PM’s response to Omicron is to do the bare minimum his deranged backbenchers will tolerate
Well, who would you trust with the nation’s health?
On the Radio 4 Today programme, Jenny Harries, chief executive of the UK Health Security Agency and frequent celebrity guest at Downing Street press conferences, had rather suggested that she would be taking a more cautious approach to the Omicron variant than the government. Instead of ripping off her mask in the pub and getting trashed at any Christmas party to which she could get herself invited, she would be limiting her social contacts wherever possible. And if the rest of us knew what was good for us, we would be following her example.
This clearly wasn’t quite the message Boris Johnson had intended for the country. He had expected Harries to be gung-ho and say any old shit like she had early on in the pandemic.
But she had clearly wised up. No matter. In a straight fight between taking the advice of medical experts and doing anything for a quiet life, it’s no contest for the prime minister. Bertie Booster knows best. Everything will turn out just fine. Probably. But if you’re going to panic, it’s always best to do it later. When it really counts. Nothing worse than half-hearted panic.
So within a couple of hours No 10 had officially disowned Harries. She was having a bad day and didn’t know what she was saying. The government was in charge and putting on a mask for 30 minutes a day and self-isolating if you came into contact with someone with the Omicron variant was more than enough to be getting on with.
And just in case that wasn’t entirely clear, Johnson did a TV clip for Sky in which he insisted that what Harries had really said was that people should be careful. That they should think twice before socialising and then just say “fuck it” and do it anyway. Which she hadn’t said at all.

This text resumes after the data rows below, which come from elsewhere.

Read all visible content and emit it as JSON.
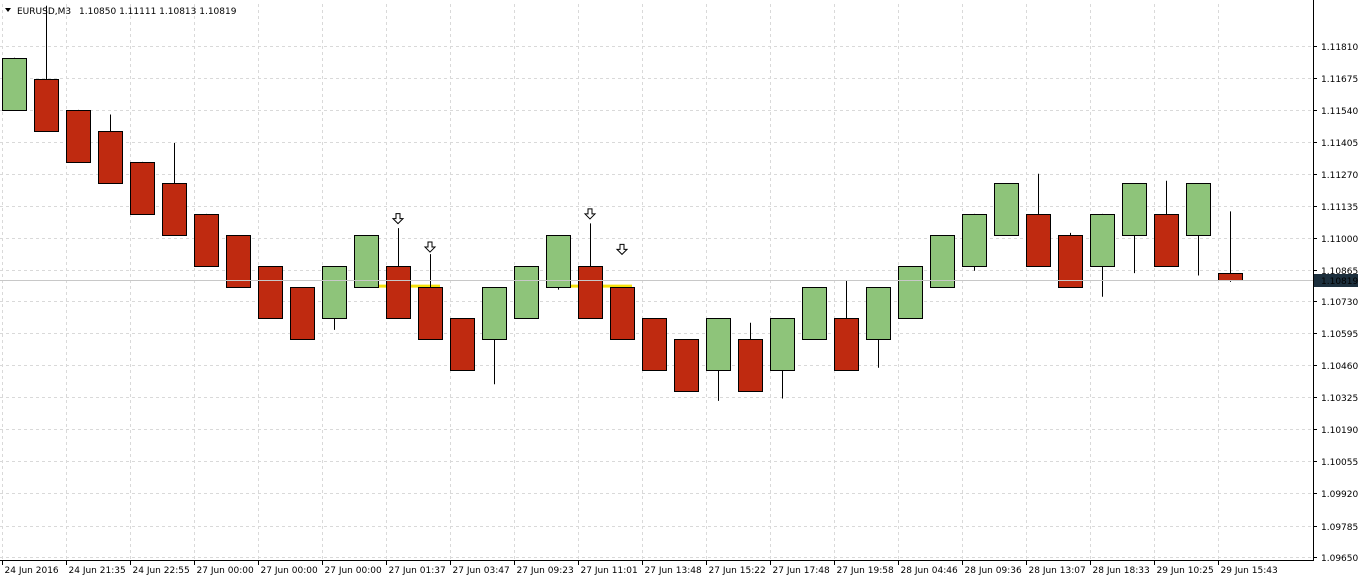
{
  "header": {
    "menu_icon": "triangle-down-icon",
    "symbol": "EURUSD,M3",
    "prices": "1.10850 1.11111 1.10813 1.10819"
  },
  "colors": {
    "bull": "#8ec47a",
    "bear": "#bf2a10",
    "outline": "#000000",
    "wick": "#000000",
    "grid": "#d9d9d9",
    "signal_line": "#f5e10c",
    "price_tag": "#1c2f3d"
  },
  "chart_data": {
    "type": "candlestick",
    "symbol": "EURUSD",
    "timeframe": "M3",
    "grid": true,
    "ylim": [
      1.0965,
      1.1189
    ],
    "y_ticks": [
      1.0965,
      1.0978,
      1.0992,
      1.10055,
      1.1019,
      1.10325,
      1.1046,
      1.10595,
      1.1073,
      1.10865,
      1.11,
      1.11135,
      1.1127,
      1.11405,
      1.1154,
      1.11675,
      1.1181
    ],
    "y_tick_labels": [
      "1.09650",
      "1.09785",
      "1.09920",
      "1.10055",
      "1.10190",
      "1.10325",
      "1.10460",
      "1.10595",
      "1.10730",
      "1.10865",
      "1.11000",
      "1.11135",
      "1.11270",
      "1.11405",
      "1.11540",
      "1.11675",
      "1.11810"
    ],
    "x_tick_labels": [
      {
        "index": 0,
        "label": "24 Jun 2016"
      },
      {
        "index": 2,
        "label": "24 Jun 21:35"
      },
      {
        "index": 4,
        "label": "24 Jun 22:55"
      },
      {
        "index": 6,
        "label": "27 Jun 00:00"
      },
      {
        "index": 8,
        "label": "27 Jun 00:00"
      },
      {
        "index": 10,
        "label": "27 Jun 00:00"
      },
      {
        "index": 12,
        "label": "27 Jun 01:37"
      },
      {
        "index": 14,
        "label": "27 Jun 03:47"
      },
      {
        "index": 16,
        "label": "27 Jun 09:23"
      },
      {
        "index": 18,
        "label": "27 Jun 11:01"
      },
      {
        "index": 20,
        "label": "27 Jun 13:48"
      },
      {
        "index": 22,
        "label": "27 Jun 15:22"
      },
      {
        "index": 24,
        "label": "27 Jun 17:48"
      },
      {
        "index": 26,
        "label": "27 Jun 19:58"
      },
      {
        "index": 28,
        "label": "28 Jun 04:46"
      },
      {
        "index": 30,
        "label": "28 Jun 09:36"
      },
      {
        "index": 32,
        "label": "28 Jun 13:07"
      },
      {
        "index": 34,
        "label": "28 Jun 18:33"
      },
      {
        "index": 36,
        "label": "29 Jun 10:25"
      },
      {
        "index": 38,
        "label": "29 Jun 15:43"
      }
    ],
    "current_price": 1.10819,
    "current_price_label": "1.10819",
    "candles": [
      {
        "o": 1.1154,
        "h": 1.1176,
        "l": 1.1154,
        "c": 1.1176
      },
      {
        "o": 1.1167,
        "h": 1.1198,
        "l": 1.1145,
        "c": 1.1145
      },
      {
        "o": 1.1154,
        "h": 1.1154,
        "l": 1.1132,
        "c": 1.1132
      },
      {
        "o": 1.1145,
        "h": 1.1152,
        "l": 1.1123,
        "c": 1.1123
      },
      {
        "o": 1.1132,
        "h": 1.1132,
        "l": 1.111,
        "c": 1.111
      },
      {
        "o": 1.1123,
        "h": 1.114,
        "l": 1.1101,
        "c": 1.1101
      },
      {
        "o": 1.111,
        "h": 1.111,
        "l": 1.1088,
        "c": 1.1088
      },
      {
        "o": 1.1101,
        "h": 1.1101,
        "l": 1.1079,
        "c": 1.1079
      },
      {
        "o": 1.1088,
        "h": 1.1088,
        "l": 1.1066,
        "c": 1.1066
      },
      {
        "o": 1.1079,
        "h": 1.1079,
        "l": 1.1057,
        "c": 1.1057
      },
      {
        "o": 1.1066,
        "h": 1.1088,
        "l": 1.1061,
        "c": 1.1088
      },
      {
        "o": 1.1079,
        "h": 1.1101,
        "l": 1.1079,
        "c": 1.1101
      },
      {
        "o": 1.1088,
        "h": 1.1104,
        "l": 1.1066,
        "c": 1.1066
      },
      {
        "o": 1.1079,
        "h": 1.1093,
        "l": 1.1057,
        "c": 1.1057
      },
      {
        "o": 1.1066,
        "h": 1.1066,
        "l": 1.1044,
        "c": 1.1044
      },
      {
        "o": 1.1057,
        "h": 1.1079,
        "l": 1.1038,
        "c": 1.1079
      },
      {
        "o": 1.1066,
        "h": 1.1088,
        "l": 1.1066,
        "c": 1.1088
      },
      {
        "o": 1.1079,
        "h": 1.1101,
        "l": 1.1078,
        "c": 1.1101
      },
      {
        "o": 1.1088,
        "h": 1.1106,
        "l": 1.1066,
        "c": 1.1066
      },
      {
        "o": 1.1079,
        "h": 1.1079,
        "l": 1.1057,
        "c": 1.1057
      },
      {
        "o": 1.1066,
        "h": 1.1066,
        "l": 1.1044,
        "c": 1.1044
      },
      {
        "o": 1.1057,
        "h": 1.1057,
        "l": 1.1035,
        "c": 1.1035
      },
      {
        "o": 1.1044,
        "h": 1.1066,
        "l": 1.1031,
        "c": 1.1066
      },
      {
        "o": 1.1057,
        "h": 1.1064,
        "l": 1.1035,
        "c": 1.1035
      },
      {
        "o": 1.1044,
        "h": 1.1066,
        "l": 1.1032,
        "c": 1.1066
      },
      {
        "o": 1.1057,
        "h": 1.1079,
        "l": 1.1057,
        "c": 1.1079
      },
      {
        "o": 1.1066,
        "h": 1.1082,
        "l": 1.1044,
        "c": 1.1044
      },
      {
        "o": 1.1057,
        "h": 1.1079,
        "l": 1.1045,
        "c": 1.1079
      },
      {
        "o": 1.1066,
        "h": 1.1088,
        "l": 1.1066,
        "c": 1.1088
      },
      {
        "o": 1.1079,
        "h": 1.1101,
        "l": 1.1079,
        "c": 1.1101
      },
      {
        "o": 1.1088,
        "h": 1.111,
        "l": 1.1086,
        "c": 1.111
      },
      {
        "o": 1.1101,
        "h": 1.1123,
        "l": 1.1101,
        "c": 1.1123
      },
      {
        "o": 1.111,
        "h": 1.1127,
        "l": 1.1088,
        "c": 1.1088
      },
      {
        "o": 1.1101,
        "h": 1.1102,
        "l": 1.1079,
        "c": 1.1079
      },
      {
        "o": 1.1088,
        "h": 1.111,
        "l": 1.1075,
        "c": 1.111
      },
      {
        "o": 1.1101,
        "h": 1.1123,
        "l": 1.1085,
        "c": 1.1123
      },
      {
        "o": 1.111,
        "h": 1.1124,
        "l": 1.1088,
        "c": 1.1088
      },
      {
        "o": 1.1101,
        "h": 1.1123,
        "l": 1.1084,
        "c": 1.1123
      },
      {
        "o": 1.1085,
        "h": 1.11111,
        "l": 1.10813,
        "c": 1.10819
      }
    ],
    "signal_arrows": [
      {
        "index": 12,
        "price": 1.1108
      },
      {
        "index": 13,
        "price": 1.1096
      },
      {
        "index": 18,
        "price": 1.111
      },
      {
        "index": 19,
        "price": 1.1095
      }
    ],
    "signal_lines": [
      {
        "from": 11,
        "to": 13,
        "price": 1.10795
      },
      {
        "from": 17,
        "to": 19,
        "price": 1.10795
      }
    ]
  }
}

Unfortunately nobody appeared to have told Maggie Throup, the truly hopeless vaccines minister, any of this before she opened the hastily arranged debate on the new Covid provisions that had actually come into effect nine hours earlier.
So what followed was a total mullering. Even on a good day, Throup comes across as barely conscious. And this wasn’t a good day. It was a bad day. A very bad day.
Almost immediately after Throup had got to her feet she was interrupted by the libertarian extremists on the Tory right for whom any new restriction is a total insult to civil liberties. First they piled in on Harries. How dare a doctor think she knew better than they did! So would Throup publicly denounce her? She wouldn’t. As she knew nothing, she just hedged her bets.
“Everyone likes socialising,” she said, sounding thoroughly miserable, before meandering into a dreary anecdote about how washing her hands had played havoc with her skin. Luckily no one was listening to her humiliation as the lunatics had taken over the asylum.
William Wragg was certain that Omicron was nothing to worry about as no one appeared to have died from it. Maggie didn’t have the nous to tell him it was a new variant and that the data was still being collected.
That was one of the more intelligent contributions. Desmond Swayne was certain the only reason people got vaccinated was to make sure they didn’t get pinged. It hadn’t occurred to him that most people just didn’t want to die, get seriously ill or kill vulnerable friends and family. Graham Brady, another of the more intellectually challenged MPs, reckoned that if the Omicron variant was resistant to the vaccine then it was best all round if people died sooner than later. Then we’d know where we were. Craig MacKinlay rather agreed. There was no point developing a new vaccine that worked against Omicron as the virus would only mutate again.
Christopher Chope couldn’t work out why people who had been vaccinated should be made to wear masks even if they were infectious, while the fundamentalist Steve Baker saw it as something of a crusade. The government had been poised between heaven and hell in making people wear masks on the bus and had chosen the path of eternal damnation. Seriously. How come it was only the men who were in urgent need of a stupidity vaccine?
Later in the afternoon Boris and Sajid Javid were out giving a joint press conference in which they mostly told everyone what they had been telling them for the past few days. Saj was rather more measured. Almost team Jenny without actually spelling it out. Omicron was a very high global risk and there’s a lot we don’t know yet, he said.
In which case, you might wonder why he wasn’t taking a more precautionary approach to the new variant. Then again, he’s clearly been taken hostage by Downing Street and is suffering from Stockholm syndrome. “If we want the best chance of Christmas with our loved ones, we need a booster jab,” he burbled. Yeah right. It was going to take until the middle of February to get everyone jabbed. Plus it takes two weeks for the vaccine to be effective. Do the maths and choose your Christmas parties with care.
Boris, meanwhile, was back to being Bullshitter Bertie Booster.
In his world everything is always going to turn out for the best, up until the time it doesn’t. So he was full of good cheer. Christmas? Nothing to worry about.
He’d checked in with Jenny and he was sure she was back on message. The government’s response was balanced and proportionate. As in he’d done the bare minimum which also happened to be the most some of his more deranged backbenchers would tolerate. Besides, you only really needed masks if you were meeting people you didn’t know. Mmm. Fingers crossed and all that.